Nicholas Lezard – View From The Hill Dec 2023

The Prince Albert, you know, the one by the station, a downhill stumble from the peak of West Hill, is one of the greatest pubs in a town with a greater abundance and favourable ratio to bad pubs than in any town I have ever seen, and I’ve seen a few. Both towns and pubs. I really know what I’m talking about. And such is the way of the world, or the way of this country, pubs are being closed down and this is terrible.

The Prince Albert – and I am open to the suggestion that the lewd piercing referred to by this name originated if not in this very pub but at least in this very town, for reasons I do not need to elaborate – is one of those places where the traditional and the counterculture meet as one. 

My first proper evening there was when I finally, some years ago, moved to Brighton for good with the last items of my scant luggage. There wasn’t much: it was mostly my grandfather’s overcoat, which I was wearing, and a plastic bag containing, mostly, a teapot. I was tired, and it was late, and my new lodgings were up a steep hill – you know the one I mean – but the Albert was a brief step downhill and I could hear the noise of a band thudding through the walls and the mist, the kind of band I used to stay up late to tape off John Peel in the 70s. A truly horrendous noise, designed to both offend and charm – there were tunes behind it – with what I could tell even at a distance was a very angry female singer. This, I have to say, is one of my favourite genres.

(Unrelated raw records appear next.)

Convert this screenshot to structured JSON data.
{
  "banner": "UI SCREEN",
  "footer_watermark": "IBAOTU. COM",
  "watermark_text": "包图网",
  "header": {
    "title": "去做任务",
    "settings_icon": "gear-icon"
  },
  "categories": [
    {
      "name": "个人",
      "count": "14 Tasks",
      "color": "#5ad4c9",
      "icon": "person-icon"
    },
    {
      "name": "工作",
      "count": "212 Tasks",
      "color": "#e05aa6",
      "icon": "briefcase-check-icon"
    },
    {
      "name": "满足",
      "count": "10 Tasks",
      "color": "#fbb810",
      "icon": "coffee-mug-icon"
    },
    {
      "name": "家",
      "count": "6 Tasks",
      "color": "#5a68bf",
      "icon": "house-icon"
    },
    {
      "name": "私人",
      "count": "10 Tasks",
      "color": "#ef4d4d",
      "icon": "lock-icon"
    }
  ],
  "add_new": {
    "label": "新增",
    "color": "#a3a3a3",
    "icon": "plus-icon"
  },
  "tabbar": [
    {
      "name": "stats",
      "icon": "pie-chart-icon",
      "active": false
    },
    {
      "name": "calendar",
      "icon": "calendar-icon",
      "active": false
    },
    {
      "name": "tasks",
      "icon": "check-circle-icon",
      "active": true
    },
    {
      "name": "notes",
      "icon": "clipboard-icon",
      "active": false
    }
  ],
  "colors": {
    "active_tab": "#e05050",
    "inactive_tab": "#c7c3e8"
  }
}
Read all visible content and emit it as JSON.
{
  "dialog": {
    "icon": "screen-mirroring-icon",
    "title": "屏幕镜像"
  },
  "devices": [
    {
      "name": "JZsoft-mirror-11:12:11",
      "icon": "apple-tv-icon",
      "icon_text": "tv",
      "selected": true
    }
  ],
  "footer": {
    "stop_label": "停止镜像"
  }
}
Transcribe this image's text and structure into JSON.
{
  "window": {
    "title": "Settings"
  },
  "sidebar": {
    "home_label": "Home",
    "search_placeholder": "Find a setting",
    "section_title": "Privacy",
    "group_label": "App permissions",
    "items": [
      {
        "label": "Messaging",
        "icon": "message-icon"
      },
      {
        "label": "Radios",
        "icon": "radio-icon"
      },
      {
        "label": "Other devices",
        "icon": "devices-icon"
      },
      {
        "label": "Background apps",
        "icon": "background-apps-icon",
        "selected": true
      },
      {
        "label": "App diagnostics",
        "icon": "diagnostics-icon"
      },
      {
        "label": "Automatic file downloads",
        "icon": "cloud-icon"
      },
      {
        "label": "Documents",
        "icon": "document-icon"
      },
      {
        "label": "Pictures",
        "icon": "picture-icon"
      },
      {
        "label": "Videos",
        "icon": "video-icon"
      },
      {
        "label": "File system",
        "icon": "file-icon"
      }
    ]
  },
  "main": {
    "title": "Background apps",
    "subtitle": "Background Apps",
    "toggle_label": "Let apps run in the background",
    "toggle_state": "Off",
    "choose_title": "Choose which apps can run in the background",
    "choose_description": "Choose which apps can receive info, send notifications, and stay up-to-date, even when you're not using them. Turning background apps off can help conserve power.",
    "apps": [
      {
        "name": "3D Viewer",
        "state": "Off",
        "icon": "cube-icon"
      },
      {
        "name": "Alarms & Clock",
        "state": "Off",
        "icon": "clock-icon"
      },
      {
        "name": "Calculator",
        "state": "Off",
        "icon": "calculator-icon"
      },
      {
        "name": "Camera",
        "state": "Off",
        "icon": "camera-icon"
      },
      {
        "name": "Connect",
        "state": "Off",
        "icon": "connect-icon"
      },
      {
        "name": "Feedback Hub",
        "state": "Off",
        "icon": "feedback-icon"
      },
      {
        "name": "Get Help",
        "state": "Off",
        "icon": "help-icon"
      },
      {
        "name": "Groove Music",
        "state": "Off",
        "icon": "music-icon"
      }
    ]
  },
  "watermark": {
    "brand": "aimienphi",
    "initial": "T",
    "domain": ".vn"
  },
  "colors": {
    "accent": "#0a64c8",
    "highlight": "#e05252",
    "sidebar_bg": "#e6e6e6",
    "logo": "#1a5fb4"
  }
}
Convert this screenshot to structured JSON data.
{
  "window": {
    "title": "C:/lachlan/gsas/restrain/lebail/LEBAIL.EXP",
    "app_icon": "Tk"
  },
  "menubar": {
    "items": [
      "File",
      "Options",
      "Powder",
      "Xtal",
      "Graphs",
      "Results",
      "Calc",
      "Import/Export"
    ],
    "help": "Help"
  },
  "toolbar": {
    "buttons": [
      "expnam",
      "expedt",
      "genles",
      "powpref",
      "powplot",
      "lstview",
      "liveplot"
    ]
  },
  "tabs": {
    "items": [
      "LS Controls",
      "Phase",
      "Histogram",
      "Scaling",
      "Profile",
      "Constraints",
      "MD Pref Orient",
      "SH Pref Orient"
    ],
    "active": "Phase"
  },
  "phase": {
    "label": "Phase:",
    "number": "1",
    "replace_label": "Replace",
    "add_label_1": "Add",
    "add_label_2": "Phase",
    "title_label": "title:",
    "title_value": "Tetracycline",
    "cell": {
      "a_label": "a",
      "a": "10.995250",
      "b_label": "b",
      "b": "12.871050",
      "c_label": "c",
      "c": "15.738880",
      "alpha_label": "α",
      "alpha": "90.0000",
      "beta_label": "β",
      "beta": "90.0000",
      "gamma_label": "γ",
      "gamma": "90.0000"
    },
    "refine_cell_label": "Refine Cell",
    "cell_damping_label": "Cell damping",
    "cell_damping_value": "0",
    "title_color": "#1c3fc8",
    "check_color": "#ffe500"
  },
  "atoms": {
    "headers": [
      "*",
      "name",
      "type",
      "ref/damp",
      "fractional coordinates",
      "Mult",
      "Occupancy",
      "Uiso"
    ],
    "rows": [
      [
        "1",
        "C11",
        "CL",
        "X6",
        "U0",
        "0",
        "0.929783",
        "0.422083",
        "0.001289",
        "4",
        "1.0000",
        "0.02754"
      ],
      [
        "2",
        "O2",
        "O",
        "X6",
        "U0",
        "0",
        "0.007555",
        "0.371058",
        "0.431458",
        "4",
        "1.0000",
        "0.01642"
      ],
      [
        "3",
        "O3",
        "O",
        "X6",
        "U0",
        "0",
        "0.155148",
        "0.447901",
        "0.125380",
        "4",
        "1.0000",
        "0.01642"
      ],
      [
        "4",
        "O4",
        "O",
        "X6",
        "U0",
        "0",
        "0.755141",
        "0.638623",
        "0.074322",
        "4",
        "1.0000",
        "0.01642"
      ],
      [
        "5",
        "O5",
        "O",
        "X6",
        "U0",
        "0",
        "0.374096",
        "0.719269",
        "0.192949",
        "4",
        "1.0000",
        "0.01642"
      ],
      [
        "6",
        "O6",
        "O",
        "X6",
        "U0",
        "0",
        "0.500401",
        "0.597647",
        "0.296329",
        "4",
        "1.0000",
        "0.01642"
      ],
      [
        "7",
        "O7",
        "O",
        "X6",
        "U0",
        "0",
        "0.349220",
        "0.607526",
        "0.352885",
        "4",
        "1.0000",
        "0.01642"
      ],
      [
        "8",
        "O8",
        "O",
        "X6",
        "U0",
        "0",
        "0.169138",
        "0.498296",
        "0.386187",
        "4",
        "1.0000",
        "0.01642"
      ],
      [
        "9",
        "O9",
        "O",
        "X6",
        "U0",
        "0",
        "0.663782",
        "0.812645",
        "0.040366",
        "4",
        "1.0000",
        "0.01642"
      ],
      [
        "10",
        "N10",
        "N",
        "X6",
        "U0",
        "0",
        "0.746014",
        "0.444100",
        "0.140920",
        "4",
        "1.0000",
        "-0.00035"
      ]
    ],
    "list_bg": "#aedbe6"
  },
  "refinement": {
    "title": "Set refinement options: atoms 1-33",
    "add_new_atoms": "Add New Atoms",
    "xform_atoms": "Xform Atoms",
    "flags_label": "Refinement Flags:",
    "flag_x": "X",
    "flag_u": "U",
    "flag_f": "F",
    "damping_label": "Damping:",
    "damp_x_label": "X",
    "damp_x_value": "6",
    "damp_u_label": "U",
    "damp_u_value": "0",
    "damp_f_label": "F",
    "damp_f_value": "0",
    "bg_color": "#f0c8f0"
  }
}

So I went in the pub and went upstairs to listen to the band and even though I was wearing an ancient overcoat and carrying a teapot and was, by some decades, the oldest person in the room, I was utterly charmed. The band were called something that I cannot repeat even here; let’s just say a four-letter word was involved. They were clearly not aiming for chart success. But I stayed for the whole set and even chatted with the lead singer (her traumatised backing band, mostly men, had disappeared) for a while afterwards, and of course she turned out to be as sweet and modest and considerate as her on-stage persona had been confrontational and furious. This is so often the way.

And yet downstairs it’s all fireplaces and wallpaper from the 1920s as far as I can tell and, well you get the idea. The problem is that the pub has been under threat from developers. The latest recent plans have rejected by councillors but we need to make sure new plans don’t rear their ugly heads again. The best way to do that is to pop down there for a pint some time, just to let you know you love them. You don’t have to see Bleeding Ohyouknow upstairs but if they are playing, give them a listen.